The Obama Justice Department has expressed bitter disappointment that while appropriate legal measures were taken by the US, the issue was never on the agenda of neither President Yar’Adua nor Jonathan’s administration. In their view, the Halliburton-KBR scandal begs the question of how aggressively the new administration will tackle the Nigerian corruption industry; and is a litmus test to the credibility and anti-corruption credentials of the new President. If Buhari does not reopen the bribery investigation, it will illustrate the extent to which Nigeria has lost its capacity for self-regulation and exposed the country as a place with highly dysfunctional institutions where “anything goes” in terms of business practices.

 

In addition, the US government wants the Buhari administration to undertake a review of the contracts awarded to Halliburton and its consortium partners, including the building of the Topsides of the FPSO for Agbami Deep offshore field, owned by NNPC, ChevronTexaco, Petrobras and Statoil, which was awarded to KBR, as well as the contract for the construction of the Escravos Gas to Liquid Project owned by NNPC and ChevronTexaco, which was awarded to Halliburton’s KBR and other partners in the scandal: Snamprogetti SpA and Japanese Gasoline Corporation (JGC).
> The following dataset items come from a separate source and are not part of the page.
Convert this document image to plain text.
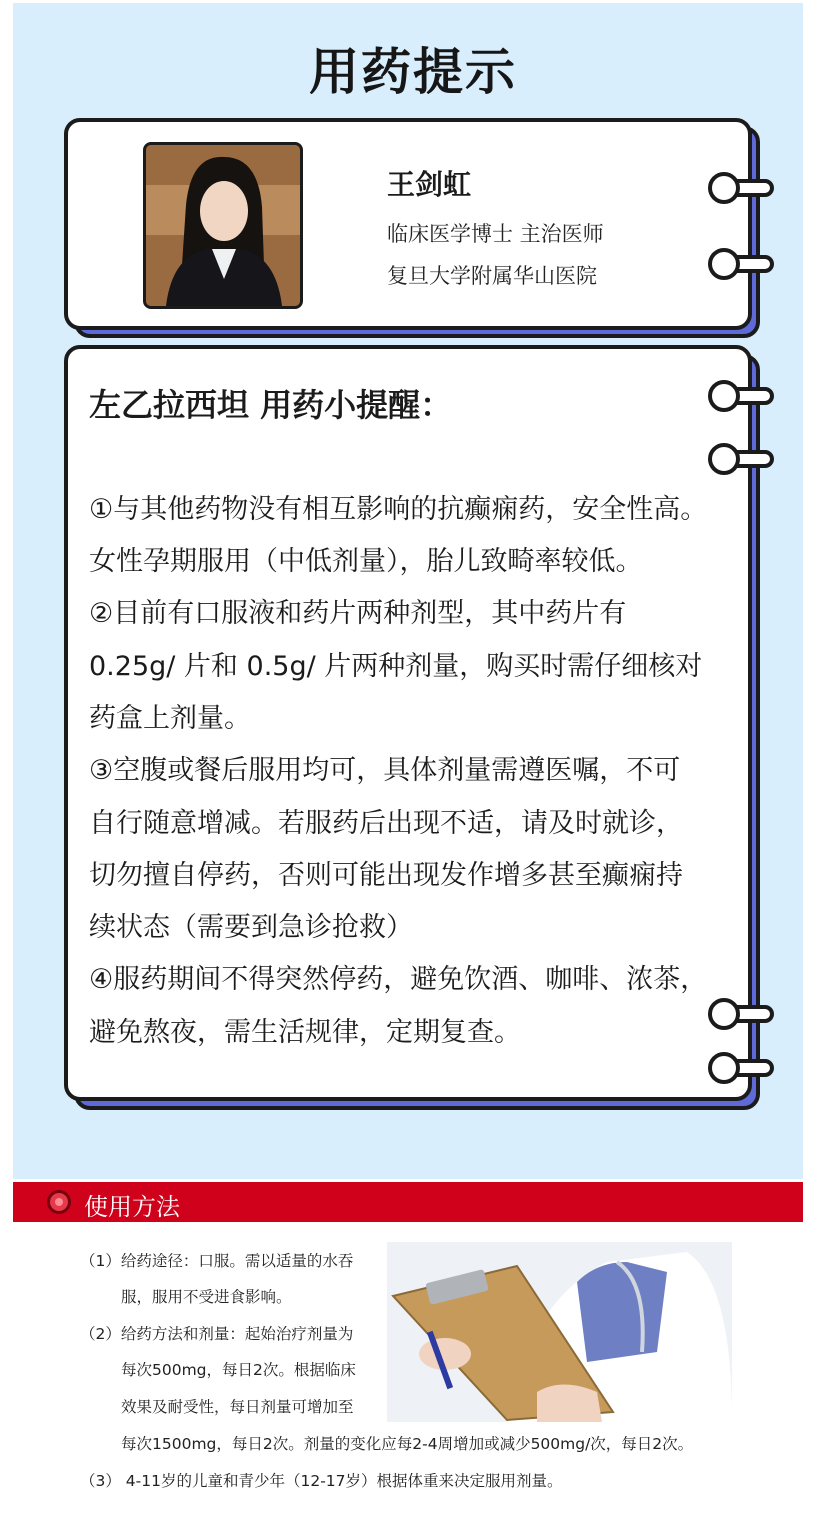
用药提示
王剑虹
临床医学博士 主治医师
复旦大学附属华山医院
左乙拉西坦 用药小提醒：
①与其他药物没有相互影响的抗癫痫药，安全性高。
女性孕期服用（中低剂量），胎儿致畸率较低。
②目前有口服液和药片两种剂型，其中药片有
0.25g/ 片和 0.5g/ 片两种剂量，购买时需仔细核对
药盒上剂量。
③空腹或餐后服用均可，具体剂量需遵医嘱，不可
自行随意增减。若服药后出现不适，请及时就诊，
切勿擅自停药，否则可能出现发作增多甚至癫痫持
续状态（需要到急诊抢救）
④服药期间不得突然停药，避免饮酒、咖啡、浓茶，
避免熬夜，需生活规律，定期复查。
使用方法
（1）给药途径：口服。需以适量的水吞
服，服用不受进食影响。
（2）给药方法和剂量：起始治疗剂量为
每次500mg，每日2次。根据临床
效果及耐受性，每日剂量可增加至
每次1500mg，每日2次。剂量的变化应每2-4周增加或减少500mg/次，每日2次。
（3） 4-11岁的儿童和青少年（12-17岁）根据体重来决定服用剂量。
Revisiting the Halliburton scandal will identify and bring to justice culpable Nigerian officials. Such actions would be consistent with the ICPC and EFCC Acts, as well as the UN Convention against Corruption, which requires countries to take proactive steps to investigate allegations of corruption, prosecute suspected perpetrators and fully recover the money involved. Such efforts will not only demonstrate the extent of President Buhari’s commitment as truly harboring “zero-tolerance for corruption,” but will also prove that it takes more than being the good man Buhari is often touted, to be an effective president.

 

Nigeria’s liquefied natural gas project was conceived to build the world’s largest gas export plant, in Bonny Island in the eastern part of the Niger Delta. Its purpose was to mitigate the waste and pollution created by gas flaring during oil production and to increase the country’s export earnings and revenue base. The initiative, known as the Nigeria Liquefied Natural Gas (NLNG) project, was incorporated in 1989 as the Nigeria Liquefied Natural Gas Limited. It has four main shareholders: Nigerian National Petroleum Corporation (NNPC) with 49%, Shell Production Development Company (SDPC) with 25.6%, TotalFinaElf with 15%, and Agip International-ENI with 10.4%. The contract for the construction of the gas export project was awarded in 1995, while the work was undertaken between 1996 and 2004.